If there’s 10,000 by boat, how many by plane? The asylum seeker ‘crisis’

10,000 asylum seekers by boat? Let alone the plane people!

The opposition keeps telling the Rudd government to take the situation seriously, so here goes:

The temporary protection visa and other punitive measures have been proven to be ineffective – as well as horrific.

Germany experienced a sudden drop in asylum seekers when the Schengen agreement introduced regulations about ‘third country’ applications, meaning that asylum seekers who had already arrived in a country of asylum could, ipso facto, be refused asylum in another.

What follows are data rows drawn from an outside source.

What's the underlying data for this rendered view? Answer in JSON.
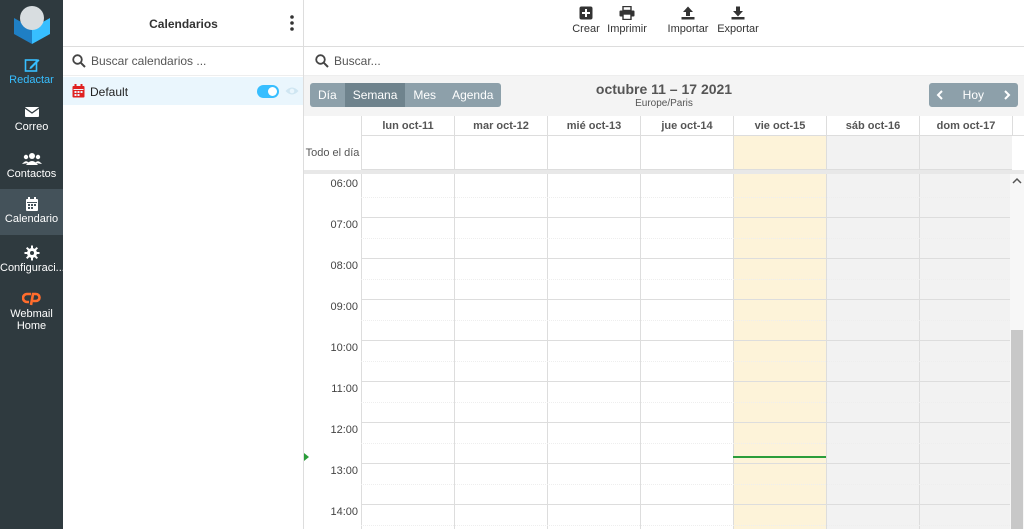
{
  "nav": {
    "items": [
      {
        "label": "Redactar",
        "icon": "compose-icon"
      },
      {
        "label": "Correo",
        "icon": "mail-icon"
      },
      {
        "label": "Contactos",
        "icon": "contacts-icon"
      },
      {
        "label": "Calendario",
        "icon": "calendar-icon"
      },
      {
        "label": "Configuraci...",
        "icon": "gear-icon"
      },
      {
        "label": "Webmail Home",
        "icon": "cpanel-icon"
      }
    ],
    "active": "Calendario"
  },
  "calendars": {
    "title": "Calendarios",
    "search_placeholder": "Buscar calendarios ...",
    "items": [
      {
        "name": "Default",
        "color": "#e02020",
        "enabled": true
      }
    ]
  },
  "toolbar": {
    "create": "Crear",
    "print": "Imprimir",
    "import": "Importar",
    "export": "Exportar"
  },
  "search": {
    "placeholder": "Buscar..."
  },
  "views": {
    "day": "Día",
    "week": "Semana",
    "month": "Mes",
    "agenda": "Agenda",
    "active": "Semana"
  },
  "range": {
    "title": "octubre 11 – 17 2021",
    "timezone": "Europe/Paris"
  },
  "navigation": {
    "today": "Hoy"
  },
  "grid": {
    "all_day_label": "Todo el día",
    "days": [
      {
        "label": "lun oct-11",
        "today": false,
        "weekend": false
      },
      {
        "label": "mar oct-12",
        "today": false,
        "weekend": false
      },
      {
        "label": "mié oct-13",
        "today": false,
        "weekend": false
      },
      {
        "label": "jue oct-14",
        "today": false,
        "weekend": false
      },
      {
        "label": "vie oct-15",
        "today": true,
        "weekend": false
      },
      {
        "label": "sáb oct-16",
        "today": false,
        "weekend": true
      },
      {
        "label": "dom oct-17",
        "today": false,
        "weekend": true
      }
    ],
    "hours": [
      "06:00",
      "07:00",
      "08:00",
      "09:00",
      "10:00",
      "11:00",
      "12:00",
      "13:00",
      "14:00"
    ],
    "now_time": "13:00"
  },
  "colors": {
    "nav_bg": "#2f3a3f",
    "accent": "#37beff",
    "today_bg": "#fdf3d9",
    "weekend_bg": "#f2f2f2",
    "now_line": "#2a9d3a",
    "button_bg": "#8da0aa"
  }
}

Since airports in Schengen countries turn around asylum seekers before they officially ‘arrive’ (that is, leave the airport transit zone). Arriving by road in Germany necessarily means traversing a ‘safe asylum country’, making this measure extremely effective for the Germans.

Perhaps we should erect fences in the sea?

Let alone controlling numbers of boats – what about

The UN keeps telling us that the only effective measures will be to reduce the causes of asylum flows – but that is certainly easier said than done.

Robert Skidelsky is a member of the British House of Lords, is professor emeritus of political economy at Warwick University, author of a prizewinning biography of the economist John Maynard Keynes, and a board member of the Moscow School of Political Studies.

In an article on how to tackle the numbers of refugees from Africa, he says

“With refugees spilling over borders, pirates hijacking ships, and terrorists finding shelter, it is clear that, although Africa’s solutions are its own, its problems are not. The rest of the world can no longer afford Africa’s poverty”, and suggests:

For nations in civil war, military intervention, when feasible, to secure peace

Ongoing international assistance should be limited to providing voluntary good-governance templates

Governments should make public spending transparent

Foreign resource-extracting companies should report their profits would make yardstick comparisons easier for local political activists, as well as providing a source of legitimacy for the government.

Formalising the huge informal economy in states such as Ghana.

The Kimberly Process is a pilot project. Diamond companies volunteer not to buy from conflict areas in an attempt to prevent diamonds from funding warlords. This would be good for business, as affluent Western customers are now put off by the thought of buying blood-soaked jewellery.”